Nov 8, 2004

thinking outside the circle

Is this the next big step toward a cure for schizophrenia?
The study participants were asked to look at either of two images containing four 'Pac-man' figures - circles with a quarter missing.

In one image, the four shapes were arranged to optically suggest a square in the centre. The participants were asked to press a button to show if they perceived a square or not.

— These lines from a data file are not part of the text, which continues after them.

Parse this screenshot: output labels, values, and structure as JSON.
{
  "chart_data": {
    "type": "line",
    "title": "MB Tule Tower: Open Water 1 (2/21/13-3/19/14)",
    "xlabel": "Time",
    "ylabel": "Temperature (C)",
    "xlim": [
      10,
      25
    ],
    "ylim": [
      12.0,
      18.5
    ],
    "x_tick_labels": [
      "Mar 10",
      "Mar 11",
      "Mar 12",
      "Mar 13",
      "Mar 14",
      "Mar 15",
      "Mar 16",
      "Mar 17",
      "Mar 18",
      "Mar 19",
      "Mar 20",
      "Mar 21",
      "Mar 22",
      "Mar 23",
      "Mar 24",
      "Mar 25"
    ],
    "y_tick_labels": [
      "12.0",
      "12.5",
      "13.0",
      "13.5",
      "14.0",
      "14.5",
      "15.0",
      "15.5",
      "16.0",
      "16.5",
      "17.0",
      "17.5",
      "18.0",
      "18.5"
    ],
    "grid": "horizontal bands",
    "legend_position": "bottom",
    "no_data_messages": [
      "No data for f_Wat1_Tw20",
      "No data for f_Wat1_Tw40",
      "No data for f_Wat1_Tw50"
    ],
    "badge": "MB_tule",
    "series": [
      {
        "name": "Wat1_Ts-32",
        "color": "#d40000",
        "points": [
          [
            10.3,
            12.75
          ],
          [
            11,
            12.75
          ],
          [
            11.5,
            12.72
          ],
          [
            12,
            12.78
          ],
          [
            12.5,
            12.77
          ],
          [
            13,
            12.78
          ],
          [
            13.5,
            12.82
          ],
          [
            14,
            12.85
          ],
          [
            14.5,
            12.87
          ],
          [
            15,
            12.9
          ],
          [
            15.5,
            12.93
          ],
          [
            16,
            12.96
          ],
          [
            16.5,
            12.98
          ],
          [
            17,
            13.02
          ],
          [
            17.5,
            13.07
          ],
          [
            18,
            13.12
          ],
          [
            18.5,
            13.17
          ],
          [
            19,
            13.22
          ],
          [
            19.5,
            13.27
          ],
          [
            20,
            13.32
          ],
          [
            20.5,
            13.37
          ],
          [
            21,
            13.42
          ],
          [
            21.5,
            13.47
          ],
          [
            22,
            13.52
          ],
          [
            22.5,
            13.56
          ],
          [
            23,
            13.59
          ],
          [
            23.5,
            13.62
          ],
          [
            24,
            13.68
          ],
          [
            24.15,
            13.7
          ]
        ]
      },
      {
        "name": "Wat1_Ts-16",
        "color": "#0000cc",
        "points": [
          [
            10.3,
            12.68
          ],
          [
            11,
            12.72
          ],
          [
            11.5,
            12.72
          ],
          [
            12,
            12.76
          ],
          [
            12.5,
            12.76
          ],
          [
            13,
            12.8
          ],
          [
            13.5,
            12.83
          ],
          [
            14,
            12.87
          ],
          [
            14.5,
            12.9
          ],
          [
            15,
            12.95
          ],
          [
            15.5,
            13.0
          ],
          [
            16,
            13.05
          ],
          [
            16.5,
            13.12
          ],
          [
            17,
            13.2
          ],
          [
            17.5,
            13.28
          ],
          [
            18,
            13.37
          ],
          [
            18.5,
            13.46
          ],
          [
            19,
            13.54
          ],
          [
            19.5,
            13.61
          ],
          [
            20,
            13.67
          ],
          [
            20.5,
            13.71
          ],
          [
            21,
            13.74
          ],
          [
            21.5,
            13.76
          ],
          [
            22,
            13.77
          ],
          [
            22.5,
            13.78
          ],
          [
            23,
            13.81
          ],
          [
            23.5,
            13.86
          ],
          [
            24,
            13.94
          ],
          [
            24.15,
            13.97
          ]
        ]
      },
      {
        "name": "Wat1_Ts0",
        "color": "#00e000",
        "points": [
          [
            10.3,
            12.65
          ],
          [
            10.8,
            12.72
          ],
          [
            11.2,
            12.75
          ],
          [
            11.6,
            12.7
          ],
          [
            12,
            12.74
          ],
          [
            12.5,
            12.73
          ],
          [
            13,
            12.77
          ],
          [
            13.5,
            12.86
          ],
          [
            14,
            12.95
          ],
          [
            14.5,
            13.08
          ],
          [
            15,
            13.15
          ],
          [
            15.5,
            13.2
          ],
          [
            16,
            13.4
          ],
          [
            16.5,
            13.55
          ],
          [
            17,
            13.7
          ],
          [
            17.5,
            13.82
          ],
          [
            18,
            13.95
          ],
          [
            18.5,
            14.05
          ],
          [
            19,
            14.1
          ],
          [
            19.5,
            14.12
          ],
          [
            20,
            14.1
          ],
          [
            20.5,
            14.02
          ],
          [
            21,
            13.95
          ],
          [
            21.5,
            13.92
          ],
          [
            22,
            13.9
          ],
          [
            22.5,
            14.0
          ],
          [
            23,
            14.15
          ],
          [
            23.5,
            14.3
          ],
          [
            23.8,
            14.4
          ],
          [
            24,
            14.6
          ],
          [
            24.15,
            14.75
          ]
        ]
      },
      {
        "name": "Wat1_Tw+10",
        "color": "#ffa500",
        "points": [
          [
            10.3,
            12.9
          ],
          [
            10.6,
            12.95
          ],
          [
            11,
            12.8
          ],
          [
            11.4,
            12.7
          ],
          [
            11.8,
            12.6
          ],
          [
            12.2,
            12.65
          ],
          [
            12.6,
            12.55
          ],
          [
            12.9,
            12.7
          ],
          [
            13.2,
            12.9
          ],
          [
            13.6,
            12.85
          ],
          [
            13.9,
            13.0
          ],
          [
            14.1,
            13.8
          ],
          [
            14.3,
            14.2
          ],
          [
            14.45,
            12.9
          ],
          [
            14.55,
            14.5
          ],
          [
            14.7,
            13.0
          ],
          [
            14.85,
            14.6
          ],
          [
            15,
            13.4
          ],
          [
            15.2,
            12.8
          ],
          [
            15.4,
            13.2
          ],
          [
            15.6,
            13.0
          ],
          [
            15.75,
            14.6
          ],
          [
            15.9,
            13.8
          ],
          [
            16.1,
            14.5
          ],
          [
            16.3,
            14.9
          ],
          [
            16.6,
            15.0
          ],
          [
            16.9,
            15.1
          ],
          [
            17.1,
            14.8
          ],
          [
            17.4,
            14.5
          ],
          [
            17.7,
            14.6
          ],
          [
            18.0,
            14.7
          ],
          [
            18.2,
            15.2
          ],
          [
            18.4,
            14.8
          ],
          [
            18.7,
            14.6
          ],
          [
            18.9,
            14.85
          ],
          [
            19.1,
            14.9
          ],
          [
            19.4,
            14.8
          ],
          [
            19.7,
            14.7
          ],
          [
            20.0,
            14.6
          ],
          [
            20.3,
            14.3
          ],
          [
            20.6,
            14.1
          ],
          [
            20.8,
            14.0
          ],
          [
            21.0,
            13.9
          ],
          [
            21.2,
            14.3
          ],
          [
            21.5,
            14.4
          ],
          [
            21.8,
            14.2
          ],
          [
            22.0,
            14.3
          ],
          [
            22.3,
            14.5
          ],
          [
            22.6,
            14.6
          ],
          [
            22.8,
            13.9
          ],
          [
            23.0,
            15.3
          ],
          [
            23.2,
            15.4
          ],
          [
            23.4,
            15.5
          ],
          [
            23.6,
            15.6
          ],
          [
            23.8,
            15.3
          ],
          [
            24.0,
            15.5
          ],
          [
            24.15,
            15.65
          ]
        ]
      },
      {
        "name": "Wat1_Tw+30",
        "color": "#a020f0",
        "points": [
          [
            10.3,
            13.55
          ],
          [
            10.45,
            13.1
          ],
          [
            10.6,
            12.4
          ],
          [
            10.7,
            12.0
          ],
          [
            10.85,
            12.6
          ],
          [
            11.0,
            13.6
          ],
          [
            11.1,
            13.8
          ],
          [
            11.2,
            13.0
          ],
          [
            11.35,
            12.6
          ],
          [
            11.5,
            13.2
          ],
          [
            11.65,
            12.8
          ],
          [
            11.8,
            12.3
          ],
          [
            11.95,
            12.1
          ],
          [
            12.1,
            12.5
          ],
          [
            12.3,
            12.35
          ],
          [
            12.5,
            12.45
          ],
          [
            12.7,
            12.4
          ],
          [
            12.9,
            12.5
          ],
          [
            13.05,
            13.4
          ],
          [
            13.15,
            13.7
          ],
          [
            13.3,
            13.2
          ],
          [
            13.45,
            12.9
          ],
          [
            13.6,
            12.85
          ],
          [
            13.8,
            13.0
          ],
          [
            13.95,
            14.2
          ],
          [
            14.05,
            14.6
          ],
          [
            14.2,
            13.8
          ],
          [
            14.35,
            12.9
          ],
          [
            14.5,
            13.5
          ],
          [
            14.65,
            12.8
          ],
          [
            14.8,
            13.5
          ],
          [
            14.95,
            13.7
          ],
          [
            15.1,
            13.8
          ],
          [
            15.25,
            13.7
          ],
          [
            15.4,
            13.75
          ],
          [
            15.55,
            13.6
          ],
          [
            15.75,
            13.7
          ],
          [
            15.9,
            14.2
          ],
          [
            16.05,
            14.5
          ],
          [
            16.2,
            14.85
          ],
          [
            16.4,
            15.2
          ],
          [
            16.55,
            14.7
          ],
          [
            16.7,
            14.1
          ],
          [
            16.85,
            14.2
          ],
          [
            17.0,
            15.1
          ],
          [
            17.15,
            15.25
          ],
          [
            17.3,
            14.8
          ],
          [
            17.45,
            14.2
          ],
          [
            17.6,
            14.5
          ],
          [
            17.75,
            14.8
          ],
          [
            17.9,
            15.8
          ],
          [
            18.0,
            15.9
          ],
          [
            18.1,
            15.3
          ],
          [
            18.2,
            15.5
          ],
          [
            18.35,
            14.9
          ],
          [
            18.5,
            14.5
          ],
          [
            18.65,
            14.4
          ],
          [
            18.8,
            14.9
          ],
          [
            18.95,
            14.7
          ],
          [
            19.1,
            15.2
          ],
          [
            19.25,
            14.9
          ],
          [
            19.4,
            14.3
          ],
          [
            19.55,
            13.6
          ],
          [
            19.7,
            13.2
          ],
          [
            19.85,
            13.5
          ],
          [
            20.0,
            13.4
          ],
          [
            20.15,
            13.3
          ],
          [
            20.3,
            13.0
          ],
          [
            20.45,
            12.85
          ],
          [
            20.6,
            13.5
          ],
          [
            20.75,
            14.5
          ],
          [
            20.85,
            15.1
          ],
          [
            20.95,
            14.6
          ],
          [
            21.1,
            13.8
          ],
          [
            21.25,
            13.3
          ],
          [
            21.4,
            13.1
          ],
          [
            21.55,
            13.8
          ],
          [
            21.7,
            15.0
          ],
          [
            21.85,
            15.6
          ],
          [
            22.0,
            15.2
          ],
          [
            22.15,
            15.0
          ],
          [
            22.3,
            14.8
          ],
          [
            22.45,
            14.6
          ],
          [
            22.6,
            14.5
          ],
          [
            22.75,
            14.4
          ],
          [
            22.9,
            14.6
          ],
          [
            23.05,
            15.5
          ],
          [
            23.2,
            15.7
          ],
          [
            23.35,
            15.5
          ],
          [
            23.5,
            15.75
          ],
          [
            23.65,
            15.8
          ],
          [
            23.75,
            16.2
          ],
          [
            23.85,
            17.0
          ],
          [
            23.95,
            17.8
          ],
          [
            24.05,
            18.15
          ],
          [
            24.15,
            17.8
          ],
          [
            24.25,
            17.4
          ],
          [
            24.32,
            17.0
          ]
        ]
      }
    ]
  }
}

At the same time, the scientists monitored the participants' brain waves using EEG, which gives a trace of the brain's electrical activity.

Both groups were able to respond to the images within a second, but those with schizophrenia made more errors and took about 200 milliseconds longer to process the image.

When the researchers looked at the brain wave patterns they found the patients with schizophrenia showed no activity in a certain wave band when performing the button-pushing task.

However, the healthy volunteers had visible gamma wave activity, indicating that their brains were processing the visual information to guide their response.

Lead researcher Dr Robert McCarley said: "There was a pretty dramatic difference. The schizophrenics did not show this gamma-band response at all.

"If the most efficient communication between assemblies of neurons is at 40 hertz, and the schizophrenics are using a lower frequency, it's likely they have defective communication between cell assemblies and brain regions."
Add this to the re-working of the epidemiology of mental illness, and we're talking a diagnostic and therapeutic revolution, away from broad-based drugs toward targeted treatments and anti-bacterial warfare.

This isn't just the Decade of the Brain or the Century of the Neuron. We live in the Age of Neuroscience.